1 Add evaluate() function for the test data

The default forward function of the used classes has different output that depends on whether the model is in train or eval mode. In eval mode the losses are not calculated. In the current implementation we have derived new classes from:

  • torchvision.models.detection.rpn.RegionProposalNetwork
  • torchvision.models.detection.roi_heads.RoIHeads
  • torchvision.models.detection.generalized_rcnn.GeneralizedRCNN

which have a modified forward() method with an additional argument return_loss=False that allows to return the losses in eval mode. Look at /clouds/myclasses.py for the new class definitions.

This function is used in both train.py and train_v2.py.
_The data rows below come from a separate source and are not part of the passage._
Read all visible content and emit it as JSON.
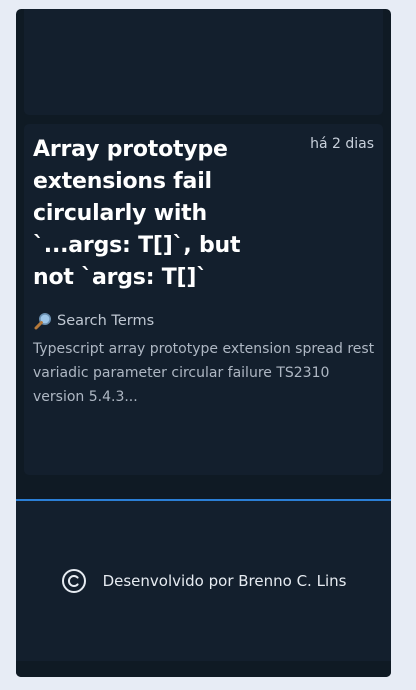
{
  "post": {
    "title": "Array prototype extensions fail circularly with `...args: T[]`, but not `args: T[]`",
    "date": "há 2 dias",
    "search_label": "Search Terms",
    "description": "Typescript array prototype extension spread rest variadic parameter circular failure TS2310 version 5.4.3..."
  },
  "footer": {
    "credit": "Desenvolvido por Brenno C. Lins"
  },
  "icons": {
    "search": "magnifier-icon",
    "copyright": "copyright-icon"
  },
  "colors": {
    "page_bg": "#e7ecf5",
    "card_bg": "#131f2d",
    "frame_bg": "#0f1a24",
    "accent_line": "#2b7fd6"
  }
}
2 Better data augmentation

We have used the albumeration library for data augmentation. The library takes care of all transformations of the masks and bounding boxes. The Dataset defined in /clouds/dataset_v2.py was modified to take into account data transformations from this library.

Bounding box formats:

  • coco: [x_min, y_min, width, height]
  • pascal_voc: [x_min, y_min, x_max, y_max]

The data augmentation is used only in train_v2.py.

Segmentation model Architecture (preferred)

The example train_v3.py makes use of the segmentation models library. In this case we only work with different the U-shaped convolutional neural networks which previously were representing only the backbone of the RCNN, i.e. no region proposal network, no RoI heads for bounding boxes and masks.